I ran into my coworker's boyfriend on the way out of the office last night, and he asked about my last day, etc., and then finally got around to the dreaded "What are you going to do when you get there?"

I teeter back and forth on this question. Sometimes, particularly with my much older coworkers and friends, I feel confident saying that I have no plan, that I just want to take some time off out of office space. They cheer me on and encourage it. And I feel affirmed in my decision. Other times, I'll tell someone in their 40s or someone my age, and perhaps it's not even in the words they speak in response, but in their tone of voice and the heights of their eyebrows: "You don't have a plan? No Plan B? What do you mean, 'vacation'?"

It's my own fault that I want to be such a people-pleaser and just tell them what they want to hear. That, yes, I do have a plan and I'm looking into grad schools and making connections with uber-successful paper-pushers and checking out what companies have the best 401Ks.

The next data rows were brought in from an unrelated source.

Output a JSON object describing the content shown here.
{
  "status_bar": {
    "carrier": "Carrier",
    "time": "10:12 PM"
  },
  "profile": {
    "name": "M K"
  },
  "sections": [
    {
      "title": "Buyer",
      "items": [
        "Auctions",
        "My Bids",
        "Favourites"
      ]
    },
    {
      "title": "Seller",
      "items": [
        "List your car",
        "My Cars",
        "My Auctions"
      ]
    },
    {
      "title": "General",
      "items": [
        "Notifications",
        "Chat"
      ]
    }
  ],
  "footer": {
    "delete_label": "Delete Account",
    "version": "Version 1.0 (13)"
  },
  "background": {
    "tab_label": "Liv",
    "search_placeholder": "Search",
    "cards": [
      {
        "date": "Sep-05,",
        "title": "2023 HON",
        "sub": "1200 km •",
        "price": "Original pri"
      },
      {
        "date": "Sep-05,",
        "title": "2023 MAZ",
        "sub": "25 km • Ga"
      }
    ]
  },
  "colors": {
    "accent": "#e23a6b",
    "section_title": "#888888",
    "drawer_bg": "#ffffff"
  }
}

But this is not how I feel. There is no part of me that wants to sit behind a desk and stare into a computer, waiting, waiting to answer questions and pick up phones. No. I cannot do it. It's inhumane. I start to think about the Hutterites baking pies, chopping heads off poultry, shoveling feed and straw, and I admire it a bit.

I just don't want to make it my life goal simply to impress other people or please my parents or brag about my great benefits. I don't.

I suppose I could start freaking out. But I want this month free of that. I want a month to think about what I want to do. Who I want to be. I know there are warnings - you should get a job right away before - pow! - it's been 7 months and you still haven't found a job. But what happened to valuing thought and reflection?

This is a diatribe. Forgive me. It's been too long since I've written in my journal so you're getting the brunt of my neuroticism. My apologies. Just thinking out loud.